= Combine boolean search w. whitespace neutrality ==
By 'whitespace neutrality' I mean the style of writing preferred by the ancient Greeks and Roman civilizations, in which the words of a document are run together from beginning to end with no whitespace or punctuation. A text or hypertext file
is thus prepared for indexing by stripping it of all but alphanumeric characters
autonom and anarch
infallib and doctrin
(solar or photovoltaic) and (addtocart or addtobasket)
== Use text dissimilarity in 'ranking' pages ==
I don't know what is ideal or feasible in 'measures of text dissimilarity.' Perhaps 'number of substrings in common' would be appropriate.
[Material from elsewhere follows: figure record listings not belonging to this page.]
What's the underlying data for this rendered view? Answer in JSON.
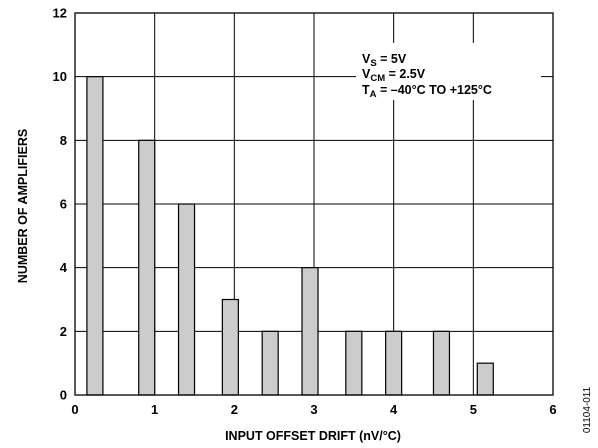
{
  "chart_data": {
    "type": "bar",
    "title": "",
    "xlabel": "INPUT OFFSET DRIFT (nV/°C)",
    "ylabel": "NUMBER OF AMPLIFIERS",
    "xlim": [
      0,
      6
    ],
    "ylim": [
      0,
      12
    ],
    "x_ticks": [
      "0",
      "1",
      "2",
      "3",
      "4",
      "5",
      "6"
    ],
    "y_ticks": [
      "0",
      "2",
      "4",
      "6",
      "8",
      "10",
      "12"
    ],
    "grid": true,
    "bar_color": "#cccccc",
    "x": [
      0.25,
      0.9,
      1.4,
      1.95,
      2.45,
      2.95,
      3.5,
      4.0,
      4.6,
      5.15
    ],
    "values": [
      10,
      8,
      6,
      3,
      2,
      4,
      2,
      2,
      2,
      1
    ],
    "conditions": [
      {
        "main": "V",
        "sub": "S",
        "rest": " = 5V"
      },
      {
        "main": "V",
        "sub": "CM",
        "rest": " = 2.5V"
      },
      {
        "main": "T",
        "sub": "A",
        "rest": " = –40°C TO +125°C"
      }
    ],
    "figure_id": "01104-011"
  }
}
I suggest the following method for selecting the first-ranked result: The search string 'autonom' is 7 characters long. A 7-character search string in a 7,000-character-long file is 0.1% of the whole file and has a numeric value of 0.001. Three occurrences of 'autonom' in a 7,000 character file would count for 0.003. The 'and' connective represents multiplication and the 'or' addition. Unary 'not' could be 1 for absent and 0 for present. The first-ranked result should be simply the page for which the above formula yields the largest result.
The tenth-ranked result should not necessarily be the tenth largest value for the formula. It should be the page that is least textually similar to the first 9 results (perhaps the first 9 results concatenated?)
The top position is of course gameable by posting files containing a single word, but the dissimilarity algorithm should impose a certain level of signal to noise ratio on the results as a whole.